Overview
- Service type: Humsafar Express
- First service: 5 July 2018; 7 years ago (inaugural run) 16 July 2018; 7 years ago (regular service)
- Current operator(s): Western Railways

Route
- Termini: Tirunelveli Junction (TEN) Gandhidham Junction (GIMB)
- Stops: 21
- Distance travelled: 2,400 km (1,491 mi)
- Average journey time: 45 hours 10 mins
- Service frequency: Weekly
- Train number(s): 20923 / 20924

On-board services
- Class(es): AC 3 tier, Sleeper class
- Seating arrangements: Yes
- Sleeping arrangements: Yes
- Catering facilities: Available
- Observation facilities: Large windows
- Baggage facilities: No

Technical
- Rolling stock: LHB Humsafar
- Track gauge: 1,676 mm (5 ft 6 in)
- Operating speed: 54 km/h (34 mph) average including halts
- Rake maintenance: Gandhidham Junction

= Tirunelveli–Gandhidham Humsafar Express =

Train in India

The 20923 / 20924 Tirunelveli - Gandhidham Humsafar Express is a superfast express train belonging to Western Railway zone that runs between and in India.

It was announced to be operated with 19423/19424 train numbers on weekly basis.
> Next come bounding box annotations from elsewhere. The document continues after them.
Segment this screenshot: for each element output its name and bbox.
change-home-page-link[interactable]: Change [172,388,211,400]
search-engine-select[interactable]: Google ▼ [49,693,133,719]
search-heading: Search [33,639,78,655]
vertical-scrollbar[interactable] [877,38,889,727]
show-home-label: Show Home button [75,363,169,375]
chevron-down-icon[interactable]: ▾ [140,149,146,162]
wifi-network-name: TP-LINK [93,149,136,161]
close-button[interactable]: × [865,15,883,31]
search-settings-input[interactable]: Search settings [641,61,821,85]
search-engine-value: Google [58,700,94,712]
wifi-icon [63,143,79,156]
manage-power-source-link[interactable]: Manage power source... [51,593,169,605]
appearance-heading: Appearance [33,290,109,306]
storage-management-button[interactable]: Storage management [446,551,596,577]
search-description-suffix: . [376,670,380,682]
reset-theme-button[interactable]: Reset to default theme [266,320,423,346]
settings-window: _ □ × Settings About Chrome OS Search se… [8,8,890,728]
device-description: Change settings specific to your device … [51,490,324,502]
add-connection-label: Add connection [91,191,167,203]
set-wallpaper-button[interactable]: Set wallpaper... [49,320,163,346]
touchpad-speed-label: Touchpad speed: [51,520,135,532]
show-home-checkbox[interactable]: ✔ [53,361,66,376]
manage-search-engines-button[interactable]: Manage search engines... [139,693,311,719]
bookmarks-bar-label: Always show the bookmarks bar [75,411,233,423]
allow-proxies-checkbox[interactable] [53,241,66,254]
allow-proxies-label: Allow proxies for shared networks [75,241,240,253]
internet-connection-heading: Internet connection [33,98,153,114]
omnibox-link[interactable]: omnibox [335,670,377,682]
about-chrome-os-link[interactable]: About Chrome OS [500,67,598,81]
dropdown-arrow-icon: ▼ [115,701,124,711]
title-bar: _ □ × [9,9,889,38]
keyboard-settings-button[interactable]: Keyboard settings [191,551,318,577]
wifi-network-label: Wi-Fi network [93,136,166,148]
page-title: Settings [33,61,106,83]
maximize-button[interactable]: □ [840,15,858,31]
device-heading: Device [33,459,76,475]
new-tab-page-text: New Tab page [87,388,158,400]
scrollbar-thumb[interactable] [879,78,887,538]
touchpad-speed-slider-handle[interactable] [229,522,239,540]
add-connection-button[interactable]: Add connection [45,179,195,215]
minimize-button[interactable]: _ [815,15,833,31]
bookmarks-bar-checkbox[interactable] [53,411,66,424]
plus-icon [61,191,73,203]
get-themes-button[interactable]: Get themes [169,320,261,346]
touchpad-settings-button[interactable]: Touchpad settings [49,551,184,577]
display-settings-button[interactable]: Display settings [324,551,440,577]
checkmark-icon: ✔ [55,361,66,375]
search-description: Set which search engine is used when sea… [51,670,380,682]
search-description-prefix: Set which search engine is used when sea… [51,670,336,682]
The inaugural special service of Gandhidham - Tirunelveli Humsafar Express (09424) was flagged off by Minister of States of Railways Rajen Gohain on 5 July 2018. The regular service started from 16th of that month.

==Coach composition ==

The Tirunelveli – Gandhidham Humsafar Express operates with 3-Tier AC coaches and sleeper class coaches with LED screens to display information about stations, train speed etc. and has announcement system as well, Vending machines for tea, coffee and milk, Bio toilets in compartments as well as CCTV cameras.

Loco: 1; 2; 3; 4; 5; 6; 7; 8; 9; 10; 11; 12; 13; 14; 15; 16; 17; 18; 19; 20; 21; 22; 23; 24
EOG; B12; B11; B10; B9; B8; B7; B6; B5; B4; B3; B2; B1; PC; S9; S8; S7; S6; S5; S4; S3; S2; S1; EOG

==Traction==

Both trains are hauled by a Vadodara Loco Shed based WAP-7 electric locomotive on its entire journey.

== Demands ==
There are also demands to extend this train from Tirunelveli Junction to Madurai Junction.There is also demand that the train needed stopping in Valliyoor (VLY) and Parassala (PASA) railway station.